Following its recent application to join the Comprehensive and Progressive Agreement for Trans-Pacific Partnership (CPTPP), the UK has now officially begun talks with the other member nations that it hopes will begin the accession process.
But what does the UK hope to gain by joining the bloc, and what will the effects be on the other countries and the rest of the world? Here, we'll take a closer look.
The British government reported earlier this month that it was to be included in a virtual meeting alongside CPTPP stalwarts including Australia, Japan, Chile, Singapore and New Zealand.
New international trade secretary Anne-Marie Trevelyan said it was a "big milestone on our path to joining" and would allow the UK to "forge stronger links both with old friends and some of the world's fastest-growing economies".
She added that the next step will be for trade minister Penny Mordaunt to visit Chile and Peru in person to "explore deeper trade and investment ties".
What is the CPTPP?
The CPTPP evolved out of the former Trans-Pacific Partnership (which then-US president Donald Trump pulled out of in 2017) and is viewed as a major region for world trade.
Altogether, its countries are home to some 500 million people generating around 13 percent of the world's collective income. The CPTPP has eliminated 95 percent of tariffs on goods trade between its 11 member nations around the Pacific Rim since its inception.
Why does the UK want to join?
The British Department for International Trade has expressed an interest in joining the bloc based heavily on the fact that doing so would reduce tariffs on products such as cars, food and beverages. Indeed, around 95 percent of import charges or levies could be lifted through membership, representing a significant benefit for traders.
Other plus points include better market access to members like Mexico and Vietnam and preferential treatment under 'rules of origin' for products made from components manufactured within CPTPP nations.
This may help manufacturers of goods such as medicines and machinery in particular, as the UK sends significant amounts of these products overseas and its traders are sure to appreciate the reduced costs and improved supply chain links that should come as a result.
Another benefit is that under the CPTPP, members are not required to have identical standards and can negotiate their own free trade agreements, unlike Britain's membership with the EU. This means the UK would be free to forge economic links worldwide without having to worry about bureaucratic red tape.
And a final, particularly alluring aspect is that the US may yet be tempted to return to the CPTPP under Joe Biden's administration. Mr Biden has proved decidedly lukewarm on signing a bilateral deal between the US and the UK so far, but the two would be able to trade preferentially together were they both CPTPP members.
"We want to harness the potential of free trade to drive economic growth and work together on a post-coronavirus revitalization. Being a member of CPTPP will help us achieve these goals. It is a high standards agreement with modern provisions," said Ms Mordaunt in an interview with Small Cap News.
Is acceptance likely?
If it were accepted, the UK would be the first European and second-largest member of the CPTPP - and it looks as though this is a likely outcome as it stands at present.
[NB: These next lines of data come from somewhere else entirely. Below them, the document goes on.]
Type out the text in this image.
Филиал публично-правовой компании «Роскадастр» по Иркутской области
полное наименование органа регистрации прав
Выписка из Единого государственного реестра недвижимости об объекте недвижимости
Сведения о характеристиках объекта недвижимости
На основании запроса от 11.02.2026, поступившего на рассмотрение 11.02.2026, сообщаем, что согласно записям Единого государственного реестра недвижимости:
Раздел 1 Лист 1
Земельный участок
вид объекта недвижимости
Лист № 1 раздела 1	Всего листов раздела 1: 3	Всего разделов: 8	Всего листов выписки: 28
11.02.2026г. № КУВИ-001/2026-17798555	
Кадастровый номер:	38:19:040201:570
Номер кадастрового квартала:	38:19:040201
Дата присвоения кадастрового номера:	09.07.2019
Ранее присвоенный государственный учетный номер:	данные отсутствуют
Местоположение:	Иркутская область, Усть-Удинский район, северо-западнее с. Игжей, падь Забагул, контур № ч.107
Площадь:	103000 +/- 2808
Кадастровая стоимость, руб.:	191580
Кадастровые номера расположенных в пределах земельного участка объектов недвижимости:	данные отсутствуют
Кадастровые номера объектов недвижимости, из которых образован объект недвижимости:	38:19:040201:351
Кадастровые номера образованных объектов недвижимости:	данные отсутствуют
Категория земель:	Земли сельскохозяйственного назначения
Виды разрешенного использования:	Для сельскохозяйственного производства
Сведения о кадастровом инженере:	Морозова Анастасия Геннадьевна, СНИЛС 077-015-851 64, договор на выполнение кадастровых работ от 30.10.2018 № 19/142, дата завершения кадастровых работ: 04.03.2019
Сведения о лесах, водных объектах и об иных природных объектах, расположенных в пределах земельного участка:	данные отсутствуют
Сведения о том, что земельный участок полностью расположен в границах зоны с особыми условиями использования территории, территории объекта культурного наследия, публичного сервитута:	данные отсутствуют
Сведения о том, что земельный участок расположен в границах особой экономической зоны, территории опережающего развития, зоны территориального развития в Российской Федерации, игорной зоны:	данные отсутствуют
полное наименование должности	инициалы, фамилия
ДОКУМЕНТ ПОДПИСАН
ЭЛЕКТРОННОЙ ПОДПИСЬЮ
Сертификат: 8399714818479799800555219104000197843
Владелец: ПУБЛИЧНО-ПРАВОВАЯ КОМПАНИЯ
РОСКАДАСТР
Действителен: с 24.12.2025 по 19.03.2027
Britain's high standards for things like manufacturing and its reputation for adhering to international laws will work in its favour, as will the fact that Britain is an attractive market for goods coming from other CPTPP member states.
Japan has already spoken out as the current chair of the CPTPP Joint Commission to back Britain's application and pointed out that its joining the bloc would help to modernize other members' economies.
Meanwhile, Latin America and the Caribbean are on-side due to the potential boost to trade and investment the UK could offer them.
What's more, there have been suggestions that this joining together of a new partnership could encourage China to trade more favorably with the rest of the world via the CPTPP, something that can only be beneficial.
Given these advantages, it could be that we are looking at a question of when Britain will become a member, rather than if.